What’s particularly interesting to me is that the gender imbalance he describes is evident even in the way that very conversation tends to go: women who ask me about how I got started in games follow up with small-scale social questions – how have I been treated, do I encounter prejudice, am I self-conscious when playing in front of a male audience. The men get very rapidly side-tracked on to specialist, general-scale questions. If I mention Dungeon Master as being the first moment when games took over my life, women ask me how my parents felt about my new hobby, or if it brought me greater acceptance among male friends. Men, on hearing this news, are more likely to move on to wondering whatever happened to FTL, or whether or not I’d ever tried completing it with only one character.
So allowing that I find the root of Baumeister’s argument plausible, what does it mean for the great Girls In Games debate? In asking why more women don’t play games, we worried a lot, initially, about surface things – boy-games were too violent, too lasers-and-robots. What we needed was girl-games about shopping, horses and make-up! Now, thankfully, we’ve moved a little past that (despite the fact that games about shopping, horses and make-up do seem to be proving particularly successful with young female consumers, particularly on the DS), and are looking at important external factors. So we’ve noted that for games to be attractive to women they need to be available on hardware they feel comfortable with, and offer play-patterns that are compatible with busy, often fragmented lives.
But what Baumeister’s paper makes me think about is whether or not we’re neglecting an examination of more basic gameplay issues. Does his thesis suggest that women would be more comfortable with a game which had a small cast of characters than either none or many? Does his theory that women see less advantage in specialisation mean that they’ll be alienated by the common RPG mechanic where levelling-up in one field disables your potential in another? Should risk-reward ratios be normalised – smaller risks for smaller rewards – for games aimed at girls rather than boys? By which I mean, could you produce a functionally identical game – same visuals, same interface, same goals, same structures – but tune it to appeal more to one gender or another?
And, actually, Dungeon Master might not be a bad place to start. Would women prefer it if the initial character choice was smaller? Would they enjoy exploring more if the mazes were more compact, but contained more hidden detail? Would they warm more to a levelling-up system that was fuelled by the characters’ interactions (rather like Disgaea 2’s spell-learning system, where characters can learn magic by osmosis, simply by standing near their spell-casting father-figures). Would they (oh, the hate-mail) like it better if it was easier?

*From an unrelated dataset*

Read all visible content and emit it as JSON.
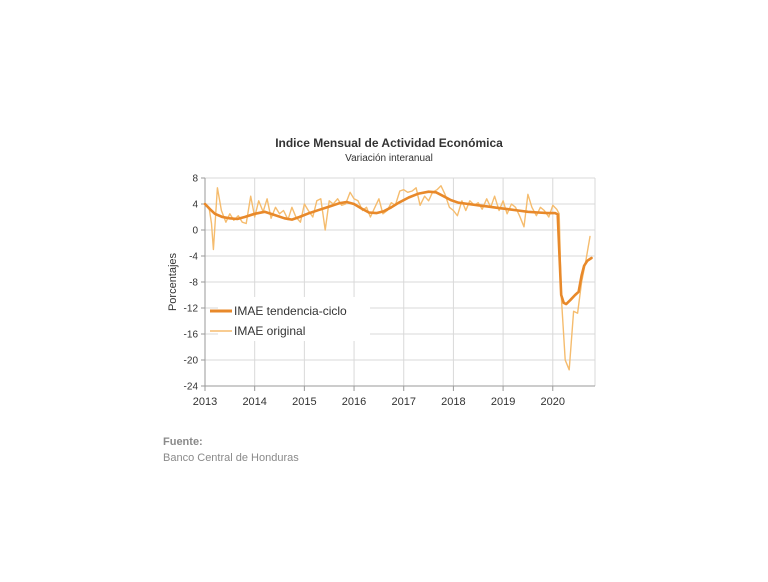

Actually, in a transparent attempt to divert you from your poison pen, I’m going to point you to Return To Chaos, a Windows port of Dungeon Master, for those too impatient to find it for Steem, or those too lazy to unearth their ST from the attic. Don’t hesitiate to play it if you haven’t before, and if you have, don’t worry about whether your fond memories of it will survive having their rose-tinted spectacles ripped off. It hasn’t aged a button.